Opening day: April 29
Hours: 9:30 a.m.-5 p.m. Mondays through Saturdays, 11 a.m.-5 p.m. Sundays, and until 7 p.m. Thursdays and Fridays, June through August
Admission: $10, $8 for ages 17-21 and 62 and up, $6 for ages 6-16, free for ages 5 and under
Details: 724-238-9701 or fortligonier.org
Ligonier Valley Free Museum Day
Six local museums will open their doors May 7 for the annual Ligonier Valley Free Museum Day.
Participating sites are Antiochian Heritage Museum, Compass Inn Museum, Fort Ligonier, Ligonier Valley Rail Road Museum, Lincoln Highway Experience and Southern Alleghenies Museum of Art at Ligonier Valley.
Hours will be 10 a.m. to 4 p.m.
Individual sites will offer special features including new exhibits, demonstrations, activities for all ages and special guests both human and animal. Visitors to the fort will be able to interact with the Historical Hounds and learn about an 18th-century dog's life, while a draft horse like those that pulled stagecoaches will be featured at Compass Inn.
Those who visit at least three of the six facilities can enter a drawing for a $250 gift certificate to spend in the Ligonier Valley.

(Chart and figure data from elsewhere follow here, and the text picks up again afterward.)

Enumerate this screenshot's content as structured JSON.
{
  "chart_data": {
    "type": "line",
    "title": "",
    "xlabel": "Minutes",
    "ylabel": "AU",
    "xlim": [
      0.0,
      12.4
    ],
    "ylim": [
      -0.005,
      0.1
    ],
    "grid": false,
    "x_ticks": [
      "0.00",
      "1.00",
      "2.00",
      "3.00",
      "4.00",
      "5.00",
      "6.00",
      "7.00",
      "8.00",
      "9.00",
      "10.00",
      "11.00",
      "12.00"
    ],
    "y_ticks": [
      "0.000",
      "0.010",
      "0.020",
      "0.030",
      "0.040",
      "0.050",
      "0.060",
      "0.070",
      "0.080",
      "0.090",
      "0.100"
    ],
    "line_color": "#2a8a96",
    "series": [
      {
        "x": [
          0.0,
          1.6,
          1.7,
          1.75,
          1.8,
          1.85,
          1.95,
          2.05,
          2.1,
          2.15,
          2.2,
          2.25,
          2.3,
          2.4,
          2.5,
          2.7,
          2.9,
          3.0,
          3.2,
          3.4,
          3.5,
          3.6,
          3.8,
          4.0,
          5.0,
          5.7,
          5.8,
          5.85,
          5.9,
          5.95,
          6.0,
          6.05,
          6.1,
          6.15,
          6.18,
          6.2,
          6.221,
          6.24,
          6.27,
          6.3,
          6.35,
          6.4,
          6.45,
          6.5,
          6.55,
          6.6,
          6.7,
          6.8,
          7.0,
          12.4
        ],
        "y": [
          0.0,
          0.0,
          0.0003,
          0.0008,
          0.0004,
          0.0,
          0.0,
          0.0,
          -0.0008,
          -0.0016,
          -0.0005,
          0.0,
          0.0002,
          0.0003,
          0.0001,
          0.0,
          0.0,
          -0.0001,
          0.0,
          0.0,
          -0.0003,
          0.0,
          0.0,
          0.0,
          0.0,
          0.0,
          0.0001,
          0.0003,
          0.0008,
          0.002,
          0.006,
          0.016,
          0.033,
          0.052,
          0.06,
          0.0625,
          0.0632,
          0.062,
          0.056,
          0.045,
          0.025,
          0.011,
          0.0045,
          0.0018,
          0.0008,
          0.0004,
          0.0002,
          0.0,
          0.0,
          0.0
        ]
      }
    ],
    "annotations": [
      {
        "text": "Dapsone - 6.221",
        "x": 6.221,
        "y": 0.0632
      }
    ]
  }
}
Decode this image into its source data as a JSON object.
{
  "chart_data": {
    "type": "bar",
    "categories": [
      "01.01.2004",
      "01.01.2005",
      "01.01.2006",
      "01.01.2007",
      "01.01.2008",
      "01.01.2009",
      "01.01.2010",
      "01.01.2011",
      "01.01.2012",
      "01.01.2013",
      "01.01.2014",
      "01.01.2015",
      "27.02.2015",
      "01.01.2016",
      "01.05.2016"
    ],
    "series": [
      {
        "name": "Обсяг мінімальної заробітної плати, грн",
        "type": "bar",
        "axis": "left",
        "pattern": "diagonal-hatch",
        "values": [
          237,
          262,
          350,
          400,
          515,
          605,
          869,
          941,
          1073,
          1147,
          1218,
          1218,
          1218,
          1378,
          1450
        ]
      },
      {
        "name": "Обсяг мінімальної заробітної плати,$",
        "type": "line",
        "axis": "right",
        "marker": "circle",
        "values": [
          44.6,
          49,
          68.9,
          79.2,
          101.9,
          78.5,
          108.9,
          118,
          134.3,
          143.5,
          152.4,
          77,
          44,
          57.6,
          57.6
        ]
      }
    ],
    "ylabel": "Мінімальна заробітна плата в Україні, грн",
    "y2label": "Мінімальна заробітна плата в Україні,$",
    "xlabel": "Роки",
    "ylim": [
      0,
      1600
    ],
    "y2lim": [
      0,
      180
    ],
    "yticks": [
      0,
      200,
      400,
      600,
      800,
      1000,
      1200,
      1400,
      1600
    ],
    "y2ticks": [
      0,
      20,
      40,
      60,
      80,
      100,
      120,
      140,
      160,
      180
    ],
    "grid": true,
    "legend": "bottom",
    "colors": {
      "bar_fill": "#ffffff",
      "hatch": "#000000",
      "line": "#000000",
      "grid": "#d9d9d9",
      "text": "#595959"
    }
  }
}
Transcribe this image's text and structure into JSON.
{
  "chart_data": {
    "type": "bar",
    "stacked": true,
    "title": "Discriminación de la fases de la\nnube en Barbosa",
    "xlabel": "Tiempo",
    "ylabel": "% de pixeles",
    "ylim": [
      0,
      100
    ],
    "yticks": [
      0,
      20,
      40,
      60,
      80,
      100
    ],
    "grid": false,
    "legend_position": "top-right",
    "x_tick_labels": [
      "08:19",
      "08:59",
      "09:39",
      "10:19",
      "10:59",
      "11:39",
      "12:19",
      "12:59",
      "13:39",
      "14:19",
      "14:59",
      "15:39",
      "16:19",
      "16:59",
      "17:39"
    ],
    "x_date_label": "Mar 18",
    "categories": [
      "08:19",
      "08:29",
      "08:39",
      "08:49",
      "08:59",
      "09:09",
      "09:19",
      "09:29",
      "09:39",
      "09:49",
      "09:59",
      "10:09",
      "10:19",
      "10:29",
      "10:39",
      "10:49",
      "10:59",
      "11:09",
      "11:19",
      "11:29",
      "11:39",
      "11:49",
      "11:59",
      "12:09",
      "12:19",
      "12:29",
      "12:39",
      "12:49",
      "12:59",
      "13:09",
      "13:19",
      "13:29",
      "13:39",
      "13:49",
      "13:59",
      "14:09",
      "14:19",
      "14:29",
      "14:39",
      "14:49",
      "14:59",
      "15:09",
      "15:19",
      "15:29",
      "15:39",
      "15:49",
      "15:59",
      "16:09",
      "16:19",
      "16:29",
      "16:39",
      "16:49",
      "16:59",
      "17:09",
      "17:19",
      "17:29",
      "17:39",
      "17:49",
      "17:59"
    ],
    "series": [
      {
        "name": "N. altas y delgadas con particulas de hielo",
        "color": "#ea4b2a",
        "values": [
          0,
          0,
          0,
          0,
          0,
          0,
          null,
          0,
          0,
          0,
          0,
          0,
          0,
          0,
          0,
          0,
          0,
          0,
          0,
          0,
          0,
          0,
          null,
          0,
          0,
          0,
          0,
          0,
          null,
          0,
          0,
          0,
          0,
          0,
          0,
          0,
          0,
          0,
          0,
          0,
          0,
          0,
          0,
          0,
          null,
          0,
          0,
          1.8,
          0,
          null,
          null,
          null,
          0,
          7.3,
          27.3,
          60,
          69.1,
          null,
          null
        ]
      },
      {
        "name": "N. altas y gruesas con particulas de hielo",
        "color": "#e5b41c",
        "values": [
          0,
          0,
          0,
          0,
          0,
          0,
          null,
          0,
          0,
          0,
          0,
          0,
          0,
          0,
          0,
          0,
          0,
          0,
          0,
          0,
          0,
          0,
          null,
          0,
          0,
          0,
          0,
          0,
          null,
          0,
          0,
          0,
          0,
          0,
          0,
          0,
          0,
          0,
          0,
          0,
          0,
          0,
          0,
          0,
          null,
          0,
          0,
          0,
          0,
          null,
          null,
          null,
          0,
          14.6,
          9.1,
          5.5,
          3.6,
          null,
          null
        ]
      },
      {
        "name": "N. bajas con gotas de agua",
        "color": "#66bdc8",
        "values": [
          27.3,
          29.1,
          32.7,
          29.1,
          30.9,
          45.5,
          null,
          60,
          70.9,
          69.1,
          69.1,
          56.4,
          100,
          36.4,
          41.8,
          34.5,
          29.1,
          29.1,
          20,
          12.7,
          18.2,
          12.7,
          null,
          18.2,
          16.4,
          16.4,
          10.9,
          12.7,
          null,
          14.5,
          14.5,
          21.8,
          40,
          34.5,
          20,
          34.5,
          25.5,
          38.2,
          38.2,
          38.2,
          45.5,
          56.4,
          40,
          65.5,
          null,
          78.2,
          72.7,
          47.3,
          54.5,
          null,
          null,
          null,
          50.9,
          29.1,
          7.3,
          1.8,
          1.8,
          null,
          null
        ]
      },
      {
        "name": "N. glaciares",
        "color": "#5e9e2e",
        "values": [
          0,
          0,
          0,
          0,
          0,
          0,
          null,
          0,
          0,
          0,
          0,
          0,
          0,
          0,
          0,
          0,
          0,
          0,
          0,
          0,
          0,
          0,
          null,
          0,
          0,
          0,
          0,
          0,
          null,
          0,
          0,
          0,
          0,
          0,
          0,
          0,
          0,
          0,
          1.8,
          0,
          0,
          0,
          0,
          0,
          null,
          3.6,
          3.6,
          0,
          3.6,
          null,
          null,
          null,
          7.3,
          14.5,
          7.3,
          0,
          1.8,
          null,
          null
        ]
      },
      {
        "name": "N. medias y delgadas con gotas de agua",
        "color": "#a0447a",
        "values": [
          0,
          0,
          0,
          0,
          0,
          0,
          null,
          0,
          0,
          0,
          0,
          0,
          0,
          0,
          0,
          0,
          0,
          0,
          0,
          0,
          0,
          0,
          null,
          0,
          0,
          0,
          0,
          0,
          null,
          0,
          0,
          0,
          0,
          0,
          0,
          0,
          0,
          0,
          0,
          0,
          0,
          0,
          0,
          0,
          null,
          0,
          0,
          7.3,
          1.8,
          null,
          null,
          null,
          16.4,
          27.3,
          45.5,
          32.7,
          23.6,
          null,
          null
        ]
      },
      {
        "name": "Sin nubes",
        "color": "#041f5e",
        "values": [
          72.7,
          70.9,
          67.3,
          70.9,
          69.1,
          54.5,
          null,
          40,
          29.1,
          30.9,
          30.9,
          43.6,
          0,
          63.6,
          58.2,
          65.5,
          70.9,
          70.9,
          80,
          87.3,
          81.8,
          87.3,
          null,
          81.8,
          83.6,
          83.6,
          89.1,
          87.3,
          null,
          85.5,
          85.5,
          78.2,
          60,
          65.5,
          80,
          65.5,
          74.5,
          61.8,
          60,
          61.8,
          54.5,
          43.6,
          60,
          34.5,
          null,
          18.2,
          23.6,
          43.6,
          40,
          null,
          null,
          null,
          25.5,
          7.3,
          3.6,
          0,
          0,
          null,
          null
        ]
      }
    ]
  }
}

To enter, visitors should pick up a passport at their first stop, have it stamped at each site they visit and turn it in at their last stop.
Information is available at participating museums.
If only George Washington could see Fort Ligonier now.
From a rough-hewn frontier outpost on the Forbes Road, it’s grown from its humble 1758 beginnings into one of Western Pennsylvania’s premiere historical sites.
The latest addition is a 5,000-square-foot history education complex that will be unveiled to visitors when the fort reopens April 29.
“A lot of people ask, why did you build this center,” says executive director Annie Urban. “Part of the reason we built the center was that we have this overachieving director of education. Every time we turned around, she was getting more kids’ groups here. She started a whole program of teacher workshops.
“We realized that we really didn’t have any function space. We just had the museum and the fort.”
Attached to the existing museum, the center can seat 150 at round tables or 300 in theater-style rows of chairs. There’s a dais at one end, and a wall of windows that faces the garrison.
“As part of this new center, we have state-of-the-art audio visual equipment,” Urban says. “It includes a big screen that drops down. We hit one button and the blinds come down to cover the windows, and the screen comes down, and the lights go off. It’s magical.
“We have all kinds of electrical outlets; you can plug in your laptops — just like when George Washington was here!”
Joking aside, Washington’s presence will be felt in a new gallery devoted to artifacts from the nation’s first president, including a set of 18th-century steel-mounted saddle pistols inlaid with gold and silver, given to Washington by France’s Marquis de Lafayette, and Washington’s handwritten account of his years on the Pennsylvania frontier during the French and Indian War.
The gallery also will have an informational video that Urban says, “will comprehensively tell the story of his early military career and his time at Fort Ligonier.” Noted artist and Ligonier native Chas Fagan will provide an oil painting of the friendly fire incident, when Washington is said to have ridden between two lines of troops who were mistakenly firing at each other.
The museum’s other galleries and gift shop have been reconfigured to accommodate the new construction. Urban says traffic flow through the building also should be improved by creation of an exit separate from the museum lobby.
Not all exhibits will be ready by opening day, Urban says. Installation will continue through the summer. When completed, the lobby will house a video of fort highlights and a reverse timeline exhibit, taking visitors from the present back to the construction of the fort as they proceed into the building.
Urban says the goal of the $8 million project, for which $7.3 million has been raised, is to double the number of visitors in the next two years. Currently the fort averages about 25,000 to 26,000 visitors per year.
To that end, parts of the site now will remain open year-round. While the fort itself will close from mid-November through March, the museum and education space will be open Fridays through Sundays during the winter months, says director of marketing and public relations Julie Donovan. Friday hours also will be extended during the summer.
Learning opportunities for students, teachers, scouts and history buffs and social events like the History Happy Hours and Night at the Fort Museum will go on as usual, while new programming also is being added, says education director Mary Manges.
A redesigned website will launch on Oct. 1.
“On May 26, for the first time, we’re hosting trivia night,” Manges says. “It’s a family event. We’ll do a tour of the fort beforehand and, even if you’re not a history buff, if you pay attention, you just might win.”
CNN political analyst John Avlon will visit on Aug. 31 to discuss and sign copies of his book, “Washington’s Farewell: The Founding Father’s Warning to Future Generations.” Avlon is executive editor of the Daily Beast and served as chief speech writer for former New York City Mayor Rudy Giuliani.
The fort’s signature Musket Ball fundraiser will return Sept. 15, rebranded as the Cannon Ball to reflect all the expansion.
The only thing not getting bigger, Urban says, are admission prices, which will remain the same as last year.